On the surface, it is very informal, not too many ties or suits around but underneath, it is always business, albeit with a healthy appreciation of the good life. The underlying motif seems to be: ‘have fun making money’.

Part of the healthy work-life balance is the appreciation of good food – of which there is no shortage in this city of acknowledged culinary delights. This combination of hard-headed business sense and the pursuit of pleasure in all its forms has made HK the pulsating dynamo around which both the East and the West rotate. It is now attracting greater and greater commercial and financial mass around its nucleus.

This tiny enclave on the southern coast of the gigantic Chinese mainland is one of the most densely populated areas of the world and also one of the richest. It was a British colony for 150 years before reverting to China in 1997 as a Special Administrative Region (SAR), thus becoming a natural bridge, in more ways than one, between Asia and the West.

It is already the world’s ninth-largest trading economy, the second-largest stock market in Asia, the second-largest private equity centre in Asia and the third-largest source of FDI from that continent.

Opening the conference, Jack So, chairman of the HKTDC, said the Asian region had emerged as the world’s economic and financial engine – “which is why ‘Asia, Powering World Growth’ is the theme of our seventh forum”.

He pointed out that 60% of all outward investment from the Chinese mainland passed through HK and that it remains the largest pool of renminbi deposits outside the mainland. The renminbi is now the second-most-used currency in trade finance, having overtaken the euro, and this explains why an increasing number of African banks are now happy to open renminbi accounts.

But there was no collective patting of backs during the subsequent presentations. Instead, one felt there was a sense of caution for what the future might bring. Ironically, there seemed to be a perception that the threat to HK’s dominance as a finance and trade centre would come from the Chinese mainland, from places such as Shanghai. The fear seemed to be that HK might lose its relevance if other centres in China or elsewhere in Asia overtook it.
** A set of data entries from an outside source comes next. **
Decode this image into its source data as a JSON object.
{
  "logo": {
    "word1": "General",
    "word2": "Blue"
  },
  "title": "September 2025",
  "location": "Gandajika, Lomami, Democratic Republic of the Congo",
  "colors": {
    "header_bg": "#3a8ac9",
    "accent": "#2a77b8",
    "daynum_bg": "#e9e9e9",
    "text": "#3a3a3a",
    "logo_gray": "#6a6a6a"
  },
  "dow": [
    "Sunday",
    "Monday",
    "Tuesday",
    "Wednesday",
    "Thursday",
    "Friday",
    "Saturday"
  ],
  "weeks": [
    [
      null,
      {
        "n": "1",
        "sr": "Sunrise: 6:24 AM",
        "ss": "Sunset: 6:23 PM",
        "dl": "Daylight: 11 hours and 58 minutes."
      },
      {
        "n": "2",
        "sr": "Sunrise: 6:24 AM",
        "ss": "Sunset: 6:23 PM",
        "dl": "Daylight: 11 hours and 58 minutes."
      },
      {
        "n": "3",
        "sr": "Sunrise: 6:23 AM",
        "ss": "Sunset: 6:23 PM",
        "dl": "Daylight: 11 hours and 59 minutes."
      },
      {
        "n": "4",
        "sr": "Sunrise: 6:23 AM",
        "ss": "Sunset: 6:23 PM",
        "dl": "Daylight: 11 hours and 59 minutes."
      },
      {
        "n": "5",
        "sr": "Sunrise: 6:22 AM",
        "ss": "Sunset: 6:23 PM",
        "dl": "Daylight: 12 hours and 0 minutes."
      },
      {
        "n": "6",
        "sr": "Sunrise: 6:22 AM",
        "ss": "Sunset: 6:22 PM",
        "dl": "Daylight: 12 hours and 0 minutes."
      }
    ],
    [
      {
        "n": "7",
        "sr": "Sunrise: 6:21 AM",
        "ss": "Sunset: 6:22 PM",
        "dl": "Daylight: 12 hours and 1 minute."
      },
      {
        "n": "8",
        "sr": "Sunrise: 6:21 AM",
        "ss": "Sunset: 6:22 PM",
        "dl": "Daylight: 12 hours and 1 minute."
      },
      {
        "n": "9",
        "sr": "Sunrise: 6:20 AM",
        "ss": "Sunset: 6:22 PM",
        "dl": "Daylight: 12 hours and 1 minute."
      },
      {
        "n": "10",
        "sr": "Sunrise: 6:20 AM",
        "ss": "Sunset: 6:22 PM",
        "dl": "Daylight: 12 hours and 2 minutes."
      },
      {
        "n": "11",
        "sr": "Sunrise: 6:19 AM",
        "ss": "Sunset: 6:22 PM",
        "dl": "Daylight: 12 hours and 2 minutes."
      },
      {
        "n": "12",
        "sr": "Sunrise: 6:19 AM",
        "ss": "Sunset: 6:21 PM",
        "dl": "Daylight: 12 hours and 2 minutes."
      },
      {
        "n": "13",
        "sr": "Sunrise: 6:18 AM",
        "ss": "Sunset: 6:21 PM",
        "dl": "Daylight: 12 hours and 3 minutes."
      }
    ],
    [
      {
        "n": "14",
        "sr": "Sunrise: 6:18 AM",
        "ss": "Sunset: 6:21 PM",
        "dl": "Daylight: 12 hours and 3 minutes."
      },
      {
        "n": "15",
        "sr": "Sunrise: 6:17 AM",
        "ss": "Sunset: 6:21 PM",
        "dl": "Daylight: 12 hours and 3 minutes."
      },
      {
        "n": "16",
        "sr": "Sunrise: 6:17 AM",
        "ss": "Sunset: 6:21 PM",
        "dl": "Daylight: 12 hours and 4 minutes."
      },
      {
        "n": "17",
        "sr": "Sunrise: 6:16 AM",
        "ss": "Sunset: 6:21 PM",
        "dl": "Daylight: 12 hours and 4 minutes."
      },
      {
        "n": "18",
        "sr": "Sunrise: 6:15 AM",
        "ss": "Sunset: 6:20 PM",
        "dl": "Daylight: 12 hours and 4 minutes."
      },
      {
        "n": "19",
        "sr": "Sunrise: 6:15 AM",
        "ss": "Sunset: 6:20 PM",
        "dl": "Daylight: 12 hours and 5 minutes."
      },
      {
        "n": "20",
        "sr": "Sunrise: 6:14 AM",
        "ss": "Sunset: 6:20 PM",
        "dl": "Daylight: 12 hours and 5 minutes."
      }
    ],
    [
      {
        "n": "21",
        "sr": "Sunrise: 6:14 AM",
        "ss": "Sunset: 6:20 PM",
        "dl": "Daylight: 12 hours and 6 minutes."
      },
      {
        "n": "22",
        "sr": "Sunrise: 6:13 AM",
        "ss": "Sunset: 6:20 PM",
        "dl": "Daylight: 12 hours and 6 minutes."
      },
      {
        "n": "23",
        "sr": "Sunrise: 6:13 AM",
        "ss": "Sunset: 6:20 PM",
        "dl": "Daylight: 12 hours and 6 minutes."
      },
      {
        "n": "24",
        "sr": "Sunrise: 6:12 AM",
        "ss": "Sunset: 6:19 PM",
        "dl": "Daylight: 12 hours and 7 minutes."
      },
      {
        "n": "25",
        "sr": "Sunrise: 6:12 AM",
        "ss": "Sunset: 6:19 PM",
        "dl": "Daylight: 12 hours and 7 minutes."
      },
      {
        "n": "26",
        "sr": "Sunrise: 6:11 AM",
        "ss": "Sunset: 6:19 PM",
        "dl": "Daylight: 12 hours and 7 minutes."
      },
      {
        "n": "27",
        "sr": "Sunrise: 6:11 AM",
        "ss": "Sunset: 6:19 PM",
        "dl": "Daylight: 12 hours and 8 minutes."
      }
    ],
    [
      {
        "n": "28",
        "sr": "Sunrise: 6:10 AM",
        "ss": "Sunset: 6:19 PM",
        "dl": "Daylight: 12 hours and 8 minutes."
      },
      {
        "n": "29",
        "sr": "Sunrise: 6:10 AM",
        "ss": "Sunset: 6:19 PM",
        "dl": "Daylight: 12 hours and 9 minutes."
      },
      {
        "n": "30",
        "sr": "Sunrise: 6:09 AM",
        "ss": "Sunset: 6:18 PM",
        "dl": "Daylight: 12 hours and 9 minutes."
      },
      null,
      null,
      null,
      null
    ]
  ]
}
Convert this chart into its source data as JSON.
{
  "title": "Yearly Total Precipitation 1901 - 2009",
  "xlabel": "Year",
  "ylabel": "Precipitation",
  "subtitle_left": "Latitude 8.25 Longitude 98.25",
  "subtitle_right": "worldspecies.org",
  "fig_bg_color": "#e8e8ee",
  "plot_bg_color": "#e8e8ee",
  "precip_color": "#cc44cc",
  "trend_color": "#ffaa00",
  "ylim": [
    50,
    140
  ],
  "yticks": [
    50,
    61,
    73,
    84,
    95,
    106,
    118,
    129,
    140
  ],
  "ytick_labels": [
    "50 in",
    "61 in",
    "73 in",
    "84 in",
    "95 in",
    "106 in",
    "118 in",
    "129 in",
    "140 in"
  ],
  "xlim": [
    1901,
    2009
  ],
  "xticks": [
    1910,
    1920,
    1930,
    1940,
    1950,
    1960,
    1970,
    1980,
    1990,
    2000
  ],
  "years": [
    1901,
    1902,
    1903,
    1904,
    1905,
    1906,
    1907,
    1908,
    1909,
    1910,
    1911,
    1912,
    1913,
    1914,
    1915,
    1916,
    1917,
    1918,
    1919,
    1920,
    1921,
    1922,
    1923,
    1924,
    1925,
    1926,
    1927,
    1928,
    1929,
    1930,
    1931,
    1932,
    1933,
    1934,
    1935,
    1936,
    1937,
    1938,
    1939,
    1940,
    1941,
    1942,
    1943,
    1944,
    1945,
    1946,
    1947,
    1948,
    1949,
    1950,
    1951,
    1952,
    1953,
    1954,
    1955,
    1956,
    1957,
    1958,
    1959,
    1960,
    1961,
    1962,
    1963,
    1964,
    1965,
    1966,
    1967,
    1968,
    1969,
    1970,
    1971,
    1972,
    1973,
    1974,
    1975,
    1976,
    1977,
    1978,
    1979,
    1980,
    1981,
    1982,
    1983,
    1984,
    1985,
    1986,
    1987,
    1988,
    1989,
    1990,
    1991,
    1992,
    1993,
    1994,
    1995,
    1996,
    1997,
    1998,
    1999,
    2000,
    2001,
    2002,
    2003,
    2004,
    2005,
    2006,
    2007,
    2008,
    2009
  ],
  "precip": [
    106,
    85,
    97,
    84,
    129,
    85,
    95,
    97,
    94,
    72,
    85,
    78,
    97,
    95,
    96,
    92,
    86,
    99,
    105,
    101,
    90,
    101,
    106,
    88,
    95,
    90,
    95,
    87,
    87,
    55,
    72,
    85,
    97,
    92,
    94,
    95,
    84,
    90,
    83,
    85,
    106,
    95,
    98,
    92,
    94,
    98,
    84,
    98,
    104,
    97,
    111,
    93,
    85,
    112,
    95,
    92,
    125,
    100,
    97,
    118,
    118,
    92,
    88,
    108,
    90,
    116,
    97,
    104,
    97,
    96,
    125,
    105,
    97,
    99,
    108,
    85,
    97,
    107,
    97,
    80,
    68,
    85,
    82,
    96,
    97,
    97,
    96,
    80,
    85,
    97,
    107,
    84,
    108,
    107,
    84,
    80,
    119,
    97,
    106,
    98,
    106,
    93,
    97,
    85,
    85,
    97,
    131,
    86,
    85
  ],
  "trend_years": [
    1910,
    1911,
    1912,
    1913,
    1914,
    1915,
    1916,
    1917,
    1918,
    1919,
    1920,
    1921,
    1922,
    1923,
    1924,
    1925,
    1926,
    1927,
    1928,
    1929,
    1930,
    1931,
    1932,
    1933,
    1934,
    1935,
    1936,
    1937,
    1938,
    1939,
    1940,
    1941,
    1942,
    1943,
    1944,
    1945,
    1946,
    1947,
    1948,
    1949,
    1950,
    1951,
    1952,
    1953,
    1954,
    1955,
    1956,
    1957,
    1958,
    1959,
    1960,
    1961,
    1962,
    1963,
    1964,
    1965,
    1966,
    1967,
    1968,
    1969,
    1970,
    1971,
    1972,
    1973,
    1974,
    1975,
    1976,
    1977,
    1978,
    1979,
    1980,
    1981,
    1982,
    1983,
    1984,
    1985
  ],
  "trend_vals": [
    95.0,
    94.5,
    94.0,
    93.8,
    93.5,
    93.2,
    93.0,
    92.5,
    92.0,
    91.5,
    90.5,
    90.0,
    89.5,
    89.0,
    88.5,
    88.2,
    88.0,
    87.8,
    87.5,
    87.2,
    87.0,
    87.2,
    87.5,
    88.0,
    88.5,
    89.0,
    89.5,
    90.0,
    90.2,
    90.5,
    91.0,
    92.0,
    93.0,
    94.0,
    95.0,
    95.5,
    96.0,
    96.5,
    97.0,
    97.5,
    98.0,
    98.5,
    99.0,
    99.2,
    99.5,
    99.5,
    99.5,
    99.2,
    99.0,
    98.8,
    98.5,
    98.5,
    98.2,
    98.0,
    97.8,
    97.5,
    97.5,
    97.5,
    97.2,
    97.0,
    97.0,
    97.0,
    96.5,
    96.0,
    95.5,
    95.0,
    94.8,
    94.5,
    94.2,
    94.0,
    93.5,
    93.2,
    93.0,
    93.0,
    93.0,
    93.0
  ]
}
But in discussions afterwards, I was told that HK business leaders had developed a tradition of looking for problems even if they were not there and trying to ward them off before they happened. “This is part of the HK success story,” Abed informed me. “Be prepared for the worst, but make the most of the present.”

Note of caution
Nevertheless, CY Leung, chief executive of the Hong Kong SAR government, did strike a note of caution. He said that while on the surface 2013 marked a positive turning point for the global economy, “digging a little deeper, a review of 2013 also reveals significant red flags for the year ahead. Although Europe is out of recession, the recovery is uneven across the continent. Over in the US, the Federal Reserve has begun unwinding its massive asset purchase programme, a move which continues to weigh on international market sentiment”.

Nevertheless, he said, “the best illustration of Hong Kong’s connector role in global finance can be seen in the internationalisation of the Chinese currency, the renminbi. Our RMB Real Time Gross Settlement (RTGS) system handles an average daily turnover of around RMB 400bn ($65bn).”

International connectivity, he added, “is undoubtedly a key to achieving a full-fledged global recovery. Hong Kong will continue to make good use of its extraordinary advantage as a Special Administrative Region of China. Being part of China, we offer the advantage of ‘One Country’, and with our own legal, financial and economic systems separate to those of the mainland, we offer the advantage of ‘Two Systems’.”